Just a few days ago, Eminem dropped a new single, featuring a hook by Beyonce, entitled "Walk On Water". "Walk On Water", like the cypher, features no beat (only soft piano and a few string arrangements). While the song has fans, it also has a lot of speculation surrounding it. Complex released a video asking whether it was good or not, only to come to the conclusion that it really wasn't good.
The only reason I now question the relevance of Eminem is that it seems like something everyone is doing. Typically, it is easy to notice when someone has faded out of social consciousness, but with Eminem, it seems as if we all have to ask if it's okay for him to stay relevant.
I understand why it feels this way. Like I said, Eminem is definitely one of the greatest rappers ever. He was so influential to many of the people who criticize him today. That is this reason that makes it so hard to come to terms with the fact that Eminem's cypher was garbage, and "Walk On Water" is a mediocre track. We cling to the love of the old Slim Shady so much that we are most likely blinded to the fact that Eminem isn't what he used to be.

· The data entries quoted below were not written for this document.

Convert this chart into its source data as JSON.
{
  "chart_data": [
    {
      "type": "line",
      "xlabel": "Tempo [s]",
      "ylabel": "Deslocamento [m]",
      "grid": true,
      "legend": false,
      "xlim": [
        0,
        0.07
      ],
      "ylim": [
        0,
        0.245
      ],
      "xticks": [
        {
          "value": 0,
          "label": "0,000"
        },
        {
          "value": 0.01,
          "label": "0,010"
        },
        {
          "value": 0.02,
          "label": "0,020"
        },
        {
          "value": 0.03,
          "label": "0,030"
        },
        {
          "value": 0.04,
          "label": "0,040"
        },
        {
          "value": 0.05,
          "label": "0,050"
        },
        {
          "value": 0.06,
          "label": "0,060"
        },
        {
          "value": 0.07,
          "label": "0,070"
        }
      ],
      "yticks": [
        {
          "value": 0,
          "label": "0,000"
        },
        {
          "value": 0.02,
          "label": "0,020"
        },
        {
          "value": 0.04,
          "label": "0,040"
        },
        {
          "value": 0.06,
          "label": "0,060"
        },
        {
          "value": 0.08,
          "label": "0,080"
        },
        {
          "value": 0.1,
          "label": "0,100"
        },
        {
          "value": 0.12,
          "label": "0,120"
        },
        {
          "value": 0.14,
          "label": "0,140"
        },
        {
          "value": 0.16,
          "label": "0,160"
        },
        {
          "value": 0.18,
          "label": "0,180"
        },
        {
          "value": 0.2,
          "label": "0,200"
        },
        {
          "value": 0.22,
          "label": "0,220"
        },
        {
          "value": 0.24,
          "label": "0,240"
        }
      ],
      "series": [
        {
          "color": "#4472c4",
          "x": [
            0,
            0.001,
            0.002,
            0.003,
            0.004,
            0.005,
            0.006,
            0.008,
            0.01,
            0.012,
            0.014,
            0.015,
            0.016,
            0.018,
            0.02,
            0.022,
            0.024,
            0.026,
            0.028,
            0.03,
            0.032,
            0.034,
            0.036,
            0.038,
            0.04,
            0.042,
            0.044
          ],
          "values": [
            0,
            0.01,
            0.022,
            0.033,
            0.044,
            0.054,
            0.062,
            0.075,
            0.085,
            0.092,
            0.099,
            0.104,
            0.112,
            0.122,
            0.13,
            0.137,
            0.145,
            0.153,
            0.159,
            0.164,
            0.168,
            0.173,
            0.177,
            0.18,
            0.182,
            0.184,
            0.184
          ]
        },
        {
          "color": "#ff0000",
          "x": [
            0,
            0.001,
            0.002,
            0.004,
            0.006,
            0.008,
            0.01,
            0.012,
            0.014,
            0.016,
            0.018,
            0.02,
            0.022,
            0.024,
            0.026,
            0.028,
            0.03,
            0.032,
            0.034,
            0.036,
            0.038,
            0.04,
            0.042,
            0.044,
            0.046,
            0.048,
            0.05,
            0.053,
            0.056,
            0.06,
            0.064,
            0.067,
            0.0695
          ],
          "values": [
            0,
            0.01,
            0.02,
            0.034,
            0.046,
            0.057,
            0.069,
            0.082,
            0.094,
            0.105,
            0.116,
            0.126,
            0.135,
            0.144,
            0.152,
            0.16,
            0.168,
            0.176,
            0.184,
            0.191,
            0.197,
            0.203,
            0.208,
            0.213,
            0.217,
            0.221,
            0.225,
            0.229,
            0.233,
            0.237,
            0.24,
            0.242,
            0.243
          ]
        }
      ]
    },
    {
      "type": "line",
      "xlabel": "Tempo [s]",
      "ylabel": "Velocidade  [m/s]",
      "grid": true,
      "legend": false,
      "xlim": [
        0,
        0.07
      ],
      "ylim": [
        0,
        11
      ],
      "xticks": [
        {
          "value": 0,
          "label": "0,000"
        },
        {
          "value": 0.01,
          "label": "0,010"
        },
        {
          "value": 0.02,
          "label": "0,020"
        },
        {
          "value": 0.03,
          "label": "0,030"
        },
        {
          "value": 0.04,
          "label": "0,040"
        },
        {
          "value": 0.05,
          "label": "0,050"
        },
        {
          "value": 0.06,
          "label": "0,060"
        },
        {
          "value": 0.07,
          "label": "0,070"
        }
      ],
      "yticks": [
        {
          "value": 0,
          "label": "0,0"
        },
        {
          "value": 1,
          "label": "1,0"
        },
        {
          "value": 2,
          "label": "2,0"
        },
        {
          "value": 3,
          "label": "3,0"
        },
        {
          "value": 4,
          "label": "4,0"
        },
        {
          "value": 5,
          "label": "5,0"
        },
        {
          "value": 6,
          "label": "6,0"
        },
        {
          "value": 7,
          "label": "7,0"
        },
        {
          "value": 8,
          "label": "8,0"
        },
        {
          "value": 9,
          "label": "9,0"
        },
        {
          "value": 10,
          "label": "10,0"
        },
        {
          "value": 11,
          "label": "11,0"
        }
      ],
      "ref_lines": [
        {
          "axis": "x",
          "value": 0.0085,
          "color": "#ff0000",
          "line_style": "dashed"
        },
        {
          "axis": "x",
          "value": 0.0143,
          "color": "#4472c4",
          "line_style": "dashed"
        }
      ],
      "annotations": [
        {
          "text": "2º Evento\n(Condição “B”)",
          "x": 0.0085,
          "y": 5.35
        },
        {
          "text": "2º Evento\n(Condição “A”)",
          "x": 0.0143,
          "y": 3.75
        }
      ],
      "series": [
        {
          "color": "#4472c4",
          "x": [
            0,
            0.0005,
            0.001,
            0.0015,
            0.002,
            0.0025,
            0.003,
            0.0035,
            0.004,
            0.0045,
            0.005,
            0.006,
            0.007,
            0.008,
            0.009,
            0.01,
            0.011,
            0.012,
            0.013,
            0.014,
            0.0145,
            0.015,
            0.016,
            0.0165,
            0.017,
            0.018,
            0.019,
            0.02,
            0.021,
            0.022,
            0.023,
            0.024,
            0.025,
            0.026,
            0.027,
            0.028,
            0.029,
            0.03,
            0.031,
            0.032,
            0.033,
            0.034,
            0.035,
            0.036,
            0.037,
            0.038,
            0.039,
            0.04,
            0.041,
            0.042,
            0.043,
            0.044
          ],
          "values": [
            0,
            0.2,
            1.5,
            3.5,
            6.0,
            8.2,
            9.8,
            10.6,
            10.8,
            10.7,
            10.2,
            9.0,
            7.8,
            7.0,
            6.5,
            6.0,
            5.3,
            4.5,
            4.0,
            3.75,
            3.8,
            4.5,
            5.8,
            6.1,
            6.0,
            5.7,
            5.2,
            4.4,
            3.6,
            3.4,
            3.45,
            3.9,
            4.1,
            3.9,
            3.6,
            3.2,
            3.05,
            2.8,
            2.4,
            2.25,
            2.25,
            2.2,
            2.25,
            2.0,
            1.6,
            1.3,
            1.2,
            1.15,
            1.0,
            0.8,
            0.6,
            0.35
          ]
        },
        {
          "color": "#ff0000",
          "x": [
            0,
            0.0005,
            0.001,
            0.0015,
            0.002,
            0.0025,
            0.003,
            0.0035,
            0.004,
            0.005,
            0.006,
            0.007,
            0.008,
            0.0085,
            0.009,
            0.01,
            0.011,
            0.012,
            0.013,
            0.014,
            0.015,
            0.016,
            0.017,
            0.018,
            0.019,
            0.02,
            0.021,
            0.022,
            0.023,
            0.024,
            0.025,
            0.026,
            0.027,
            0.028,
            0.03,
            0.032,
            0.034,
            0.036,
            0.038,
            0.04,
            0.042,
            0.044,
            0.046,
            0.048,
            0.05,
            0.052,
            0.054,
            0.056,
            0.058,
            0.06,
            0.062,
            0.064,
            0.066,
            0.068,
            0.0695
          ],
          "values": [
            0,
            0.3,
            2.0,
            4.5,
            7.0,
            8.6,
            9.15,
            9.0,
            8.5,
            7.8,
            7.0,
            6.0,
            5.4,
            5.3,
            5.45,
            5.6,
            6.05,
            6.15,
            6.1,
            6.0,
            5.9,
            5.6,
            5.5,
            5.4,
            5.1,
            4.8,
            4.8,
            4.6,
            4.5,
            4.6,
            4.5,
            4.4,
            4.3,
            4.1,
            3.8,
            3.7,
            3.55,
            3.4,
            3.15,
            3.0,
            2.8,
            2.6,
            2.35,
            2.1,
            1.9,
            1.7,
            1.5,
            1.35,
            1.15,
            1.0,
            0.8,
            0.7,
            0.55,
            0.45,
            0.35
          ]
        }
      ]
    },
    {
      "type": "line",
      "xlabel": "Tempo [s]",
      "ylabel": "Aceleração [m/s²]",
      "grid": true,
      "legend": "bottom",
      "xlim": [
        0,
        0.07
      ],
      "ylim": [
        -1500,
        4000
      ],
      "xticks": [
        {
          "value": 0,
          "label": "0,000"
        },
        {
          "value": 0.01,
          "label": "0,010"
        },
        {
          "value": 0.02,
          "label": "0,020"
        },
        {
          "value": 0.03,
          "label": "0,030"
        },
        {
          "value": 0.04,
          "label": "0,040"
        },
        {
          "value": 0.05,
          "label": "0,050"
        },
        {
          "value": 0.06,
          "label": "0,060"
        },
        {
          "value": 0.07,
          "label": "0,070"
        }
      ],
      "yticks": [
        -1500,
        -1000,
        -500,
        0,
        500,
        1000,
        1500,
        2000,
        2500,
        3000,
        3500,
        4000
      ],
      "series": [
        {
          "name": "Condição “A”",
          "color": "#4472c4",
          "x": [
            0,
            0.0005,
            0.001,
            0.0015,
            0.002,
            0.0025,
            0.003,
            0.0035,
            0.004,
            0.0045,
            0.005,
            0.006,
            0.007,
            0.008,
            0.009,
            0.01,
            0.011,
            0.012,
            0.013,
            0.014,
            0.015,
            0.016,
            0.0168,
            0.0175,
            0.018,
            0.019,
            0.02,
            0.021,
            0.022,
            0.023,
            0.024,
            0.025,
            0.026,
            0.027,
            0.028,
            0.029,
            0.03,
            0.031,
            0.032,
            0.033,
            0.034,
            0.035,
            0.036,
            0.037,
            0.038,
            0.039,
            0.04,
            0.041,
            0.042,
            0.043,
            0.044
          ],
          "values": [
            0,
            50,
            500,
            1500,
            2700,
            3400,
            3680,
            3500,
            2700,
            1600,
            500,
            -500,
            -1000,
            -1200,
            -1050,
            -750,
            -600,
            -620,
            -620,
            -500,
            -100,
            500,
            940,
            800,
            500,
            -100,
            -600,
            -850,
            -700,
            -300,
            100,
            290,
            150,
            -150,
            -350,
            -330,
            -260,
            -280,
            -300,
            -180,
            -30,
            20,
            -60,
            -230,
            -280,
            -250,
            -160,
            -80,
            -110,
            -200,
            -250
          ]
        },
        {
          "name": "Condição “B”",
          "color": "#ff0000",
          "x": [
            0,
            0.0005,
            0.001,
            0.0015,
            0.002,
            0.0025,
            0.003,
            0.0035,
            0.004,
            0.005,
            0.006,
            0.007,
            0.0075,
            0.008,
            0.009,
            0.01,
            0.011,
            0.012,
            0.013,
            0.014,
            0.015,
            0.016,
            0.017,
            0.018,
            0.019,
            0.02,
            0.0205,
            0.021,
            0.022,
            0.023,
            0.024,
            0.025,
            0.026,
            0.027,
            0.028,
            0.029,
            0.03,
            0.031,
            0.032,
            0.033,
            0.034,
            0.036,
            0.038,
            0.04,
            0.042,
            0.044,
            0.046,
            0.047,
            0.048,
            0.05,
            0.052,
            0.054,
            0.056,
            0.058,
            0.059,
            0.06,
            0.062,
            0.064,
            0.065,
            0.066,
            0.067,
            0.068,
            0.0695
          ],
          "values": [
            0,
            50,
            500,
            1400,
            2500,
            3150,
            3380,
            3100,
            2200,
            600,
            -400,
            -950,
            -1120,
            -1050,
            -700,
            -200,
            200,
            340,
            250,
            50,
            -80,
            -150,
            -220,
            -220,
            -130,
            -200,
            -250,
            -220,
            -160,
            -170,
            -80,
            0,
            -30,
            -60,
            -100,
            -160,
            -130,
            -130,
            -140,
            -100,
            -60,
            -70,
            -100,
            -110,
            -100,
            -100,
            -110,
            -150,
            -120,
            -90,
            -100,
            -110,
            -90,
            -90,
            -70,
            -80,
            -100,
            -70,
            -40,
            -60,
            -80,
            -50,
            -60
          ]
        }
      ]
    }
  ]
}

A solution to this problem is to acknowledge that it's okay to criticize Eminem on his present work while still respecting his earlier work. I don't wish for Eminem to be culturally irrelevant, but I don't want to listen to any of his new material if it continues down the path it's currently on. The only way he can keep fans is to produce better music without trying to pander to audiences that might lessen his work.